Echec par monoculture du conseil.

  • Le choix d’un administrateur indépendant s’appuie en général sur des compétences techniques dans un domaine que l’entreprise recherche (nouveau métier, développement d’une activité (service, export vers une zone donnée…), et/ou sur la concentration sur une fonction à dynamiser (e-commerce, logistique…)), et/ou sur une adéquation avec la culture d’entreprise, et enfin sur une similitude des profils des administrateurs entre eux, entre administrateurs et dirigeants, etc.
  • Ce dernier point peut se justifier par un désir d’efficacité et de de confort au quotidien, des profils comparables comprennent plus vite et à demi-mot une situation, et auront moins d’objections. Mais c’est ce dernier point qui est justement problématique : le conseil est précisément le lieu où toutes les questions et objections, et a priori aussi les plus saugrenues, doivent pourvoir s’exprimer en toute liberté.
  • Le phénomène peut prendre les formes les plus diverses : méfiance d’un dirigeant autodidacte contre des diplômés (de grandes écoles, en France), cooptation entre diplômés de ces écoles, voire vieil antagonisme entre formations techniques et commerciales… Le risque d’échec du conseil par monoculture et donc œillères est ici manifeste. L’administrateur pris individuellement n’est naturellement pour rien dans cette endogamie. En revanche, ce sont des points auxquels nous sommes sensibles chez APIA, notamment au moment de la définition d’un profil d’administrateur indépendant. Et la solution passe naturellement par une grande diversité des profils recrutés au conseil, voire par des formations ou des expériences délibérément décalées recherchées hors des métiers traditionnels de l’entreprise.

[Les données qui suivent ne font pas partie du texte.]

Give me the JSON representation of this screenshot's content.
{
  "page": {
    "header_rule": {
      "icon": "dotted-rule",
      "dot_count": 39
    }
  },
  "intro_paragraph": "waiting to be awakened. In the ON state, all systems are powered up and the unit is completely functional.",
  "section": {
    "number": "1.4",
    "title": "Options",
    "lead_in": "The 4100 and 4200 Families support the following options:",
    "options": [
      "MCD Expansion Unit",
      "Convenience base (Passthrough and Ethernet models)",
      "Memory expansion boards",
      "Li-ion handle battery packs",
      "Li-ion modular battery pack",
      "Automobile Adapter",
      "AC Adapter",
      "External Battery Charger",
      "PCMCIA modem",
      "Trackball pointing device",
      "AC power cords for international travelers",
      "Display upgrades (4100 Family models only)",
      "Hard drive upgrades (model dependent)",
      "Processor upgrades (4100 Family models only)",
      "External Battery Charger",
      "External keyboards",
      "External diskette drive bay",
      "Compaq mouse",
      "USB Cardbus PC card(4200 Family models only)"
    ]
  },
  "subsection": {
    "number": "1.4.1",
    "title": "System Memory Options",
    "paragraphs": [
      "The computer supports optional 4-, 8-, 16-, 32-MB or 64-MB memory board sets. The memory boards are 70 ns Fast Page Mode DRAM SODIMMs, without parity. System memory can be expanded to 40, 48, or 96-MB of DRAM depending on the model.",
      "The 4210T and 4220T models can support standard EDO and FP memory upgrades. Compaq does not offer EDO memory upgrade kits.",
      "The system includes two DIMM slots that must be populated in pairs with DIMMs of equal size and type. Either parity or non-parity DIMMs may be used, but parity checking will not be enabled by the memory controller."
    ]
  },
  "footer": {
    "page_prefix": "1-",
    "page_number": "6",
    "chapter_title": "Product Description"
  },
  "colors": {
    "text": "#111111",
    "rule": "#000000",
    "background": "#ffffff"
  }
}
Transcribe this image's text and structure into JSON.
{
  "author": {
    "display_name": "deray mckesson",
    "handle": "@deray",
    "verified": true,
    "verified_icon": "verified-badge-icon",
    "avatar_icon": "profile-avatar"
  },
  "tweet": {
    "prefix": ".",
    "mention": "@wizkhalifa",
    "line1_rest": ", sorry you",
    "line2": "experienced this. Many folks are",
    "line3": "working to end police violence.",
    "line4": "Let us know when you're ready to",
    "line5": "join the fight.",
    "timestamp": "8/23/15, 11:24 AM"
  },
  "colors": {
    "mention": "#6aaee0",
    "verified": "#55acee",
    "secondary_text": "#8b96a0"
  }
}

Pour ce second type d’échec, il existe heureusement des solutions immédiates et à portée de main : retenons l’importance de compétences variées portées par des femmes et des hommes d’horizons très diversifiés, et qui sauront trouver le juste milieu en termes de questionnement. Cette dernière compétence nous amène à évoquer un dernier type d’échec, lui franchement comportemental :

Le comportemental pris en défaut : Les carences évoquées ici tiennent avant tout à l’opinion que peuvent avoir les administrateurs de leur rôle dans la gouvernance de l’entreprise, dans le type de relation qu’ils développent avec leur environnement, et dans leur capacité à se remettre en cause, à faire preuve d’indépendance, de discernement et d’humilité. Nous parlons avant tout ici d’intelligence de situation. Retenons ici aussi trois phénomènes :

Méfiance et suspicion : le premier travers est certainement de placer les relations entre dirigeant et conseil, voire entre membres du conseil, sous le signe de la méfiance, du rapport de force, et de la suspicion d’intentions cachées. Autant il peut être extrêmement bénéfique de challenger positivement le dirigeant, autant une opposition larvée, systématique, campant sur des présomptions d’incompétence et d’inefficacité peut avoir des conséquences destructrices. Il appartient ici clairement au conseil, surtout nouvellement constitué (nouveau tour de table, par exemple avec un fonds d’investissement, transition générationnelle, intégration d’administrateurs indépendants) de créer les conditions d’une relation de confiance, de respect mutuel, voire de connivence implicite ou explicite. Un conseil qui ne se réunirait pas sous ces auspices serait essentiellement générateur de tensions, d’inefficacité et d’échec. Inutile d’ajouter que ces points sont inscrits très hauts dans nos préoccupations APIA d’administrateur indépendant, et que si ces conditions de fonctionnement ne devaient pas être durablement réunies, nous n’hésiterions pas à remettre en cause notre mandat, de notre propre chef.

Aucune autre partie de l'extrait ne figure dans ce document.